Defendant's objection to the admission at trial of the contents of the 911 calls is not preserved for appellate review, as defendant failed to interpose any objection to the evidence ( seeCPL 470.05; People v. Jackson, 70 AD3d 858, 859 ;People v. Mitchell, 35 AD3d 507 ;see also People v. Kello, 96 N.Y.2d 740, 743  ). In any event, evidence of the calls was admissible pursuant to the present sense impression exception to the hearsay rule (People v. Vasquez, 88 N.Y.2d 561, 574 ;Seaberg v. North Shore Lincoln–Mercury, Inc., 85 AD3d 1148, 1150  ), and, with respect to the constitutional claim, 911 calls are generally considered nontestimonial in nature, raising no Confrontation Clause issues (Davis v. Washington, 547 U.S. 813 ;see also People v. Rawlins, 10 NY3d 136, 156 ;People v. Clay, 88 AD3d 14 ;People v. Phillips, 68 AD3d 1137 ;People v. Conyers, 33 AD3d 929, 930  ). The caller's objective purpose was to alert the police to a dangerous situation—a possibly intoxicated driver—and to provide identifying information sufficient to allow the police to locate the car. Consequently, the evidence of the 911 calls was admissible to explain the nature of the public emergency and the circumstances under which the police had approached defendant's vehicle. There is no indication that the statements were evoked to gather information in relation to a future prosecution. As a result, there was no error.

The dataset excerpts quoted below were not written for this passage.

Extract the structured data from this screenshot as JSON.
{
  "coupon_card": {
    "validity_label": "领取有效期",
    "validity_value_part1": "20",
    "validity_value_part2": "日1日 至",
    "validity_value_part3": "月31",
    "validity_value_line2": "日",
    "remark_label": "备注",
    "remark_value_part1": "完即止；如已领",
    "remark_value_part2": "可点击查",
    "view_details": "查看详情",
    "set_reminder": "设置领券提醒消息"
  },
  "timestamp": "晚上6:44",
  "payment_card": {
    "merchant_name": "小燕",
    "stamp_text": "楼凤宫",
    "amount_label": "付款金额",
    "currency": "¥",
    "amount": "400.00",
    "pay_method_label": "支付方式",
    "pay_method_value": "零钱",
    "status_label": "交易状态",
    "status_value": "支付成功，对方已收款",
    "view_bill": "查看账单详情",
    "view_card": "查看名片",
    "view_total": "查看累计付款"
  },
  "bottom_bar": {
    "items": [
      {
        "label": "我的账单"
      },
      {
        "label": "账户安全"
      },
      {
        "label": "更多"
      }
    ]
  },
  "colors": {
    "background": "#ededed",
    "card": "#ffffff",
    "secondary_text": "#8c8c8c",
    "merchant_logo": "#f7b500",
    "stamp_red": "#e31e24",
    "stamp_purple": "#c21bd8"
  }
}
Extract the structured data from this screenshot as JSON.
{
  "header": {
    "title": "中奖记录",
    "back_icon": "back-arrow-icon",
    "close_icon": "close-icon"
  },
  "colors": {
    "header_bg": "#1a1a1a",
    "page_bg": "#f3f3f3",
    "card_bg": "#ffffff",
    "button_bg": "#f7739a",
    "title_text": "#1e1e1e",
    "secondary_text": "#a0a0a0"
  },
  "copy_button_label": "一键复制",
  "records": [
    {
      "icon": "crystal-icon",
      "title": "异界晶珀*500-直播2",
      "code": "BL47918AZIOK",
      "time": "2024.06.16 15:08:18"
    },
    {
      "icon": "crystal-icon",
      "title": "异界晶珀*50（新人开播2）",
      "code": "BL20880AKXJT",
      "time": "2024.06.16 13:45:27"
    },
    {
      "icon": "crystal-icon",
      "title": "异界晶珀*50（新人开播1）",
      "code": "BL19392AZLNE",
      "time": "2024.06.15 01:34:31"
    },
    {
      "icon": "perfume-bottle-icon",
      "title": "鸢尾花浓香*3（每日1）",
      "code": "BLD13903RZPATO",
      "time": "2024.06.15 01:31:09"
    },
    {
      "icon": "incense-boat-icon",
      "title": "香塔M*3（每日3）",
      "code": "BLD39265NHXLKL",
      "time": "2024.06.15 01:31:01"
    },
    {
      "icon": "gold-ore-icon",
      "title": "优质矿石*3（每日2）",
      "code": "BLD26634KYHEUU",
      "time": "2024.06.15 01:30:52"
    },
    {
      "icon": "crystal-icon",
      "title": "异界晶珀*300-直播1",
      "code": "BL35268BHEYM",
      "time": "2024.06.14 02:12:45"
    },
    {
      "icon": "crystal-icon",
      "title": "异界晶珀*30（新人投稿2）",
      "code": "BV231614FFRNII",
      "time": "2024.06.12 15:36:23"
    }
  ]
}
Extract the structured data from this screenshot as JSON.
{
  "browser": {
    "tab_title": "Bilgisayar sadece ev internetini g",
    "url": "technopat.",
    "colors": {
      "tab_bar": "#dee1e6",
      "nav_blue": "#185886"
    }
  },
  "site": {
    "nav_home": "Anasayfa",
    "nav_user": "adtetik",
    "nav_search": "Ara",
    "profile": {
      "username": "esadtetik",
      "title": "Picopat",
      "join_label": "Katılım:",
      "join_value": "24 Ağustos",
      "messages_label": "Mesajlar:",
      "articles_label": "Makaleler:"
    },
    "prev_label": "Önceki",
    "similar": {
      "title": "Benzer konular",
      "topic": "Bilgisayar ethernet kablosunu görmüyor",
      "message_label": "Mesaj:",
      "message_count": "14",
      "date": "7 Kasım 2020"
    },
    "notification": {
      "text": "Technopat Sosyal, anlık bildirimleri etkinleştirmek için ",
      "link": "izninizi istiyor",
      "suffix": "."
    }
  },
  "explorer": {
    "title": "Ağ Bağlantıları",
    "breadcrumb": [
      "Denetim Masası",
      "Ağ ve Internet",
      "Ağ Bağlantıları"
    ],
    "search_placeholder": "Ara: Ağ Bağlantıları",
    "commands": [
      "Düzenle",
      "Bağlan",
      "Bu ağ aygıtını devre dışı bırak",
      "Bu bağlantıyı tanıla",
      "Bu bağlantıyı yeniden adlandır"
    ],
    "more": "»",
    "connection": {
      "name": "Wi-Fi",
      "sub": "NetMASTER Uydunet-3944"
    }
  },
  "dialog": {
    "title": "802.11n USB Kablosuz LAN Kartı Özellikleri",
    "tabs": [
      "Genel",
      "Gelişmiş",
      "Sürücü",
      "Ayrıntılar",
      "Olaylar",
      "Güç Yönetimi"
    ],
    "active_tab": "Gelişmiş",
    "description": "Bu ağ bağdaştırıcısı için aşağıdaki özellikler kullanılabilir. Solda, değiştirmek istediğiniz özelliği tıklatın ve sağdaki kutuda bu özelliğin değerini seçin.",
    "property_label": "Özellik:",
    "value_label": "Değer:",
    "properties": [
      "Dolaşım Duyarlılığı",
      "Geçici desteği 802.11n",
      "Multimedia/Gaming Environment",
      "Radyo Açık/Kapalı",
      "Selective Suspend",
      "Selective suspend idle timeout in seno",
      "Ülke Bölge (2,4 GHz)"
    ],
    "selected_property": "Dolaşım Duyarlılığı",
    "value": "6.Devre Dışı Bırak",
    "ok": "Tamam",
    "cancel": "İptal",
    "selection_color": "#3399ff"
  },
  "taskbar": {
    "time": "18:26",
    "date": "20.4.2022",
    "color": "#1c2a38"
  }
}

Defendant's principal contention with respect to legal sufficiency is that the evidence adduced at trial was insufficient to prove, beyond a reasonable doubt, that he had operated his vehicle in an intoxicated condition. Viewed in the light most favorable to the People, the proof was legally sufficient to establish that defendant had operated his vehicle while in an intoxicated condition. Further, in fulfilling our responsibility to conduct an independent review of the weight of the evidence ( seeCPL 470.15; People v. Danielson, 9 NY3d 342  ), we nevertheless accord great deference to the jury's opportunity to view the witnesses, hear their testimony and assess their credibility ( see People v. Mateo, 2 NY3d 383, 410 ;People v. Bleakley, 69 N.Y.2d 490  ). Upon a review of the record, we find that the conviction was not against the weight of the evidence.
Accordingly, the judgment of conviction is affirmed.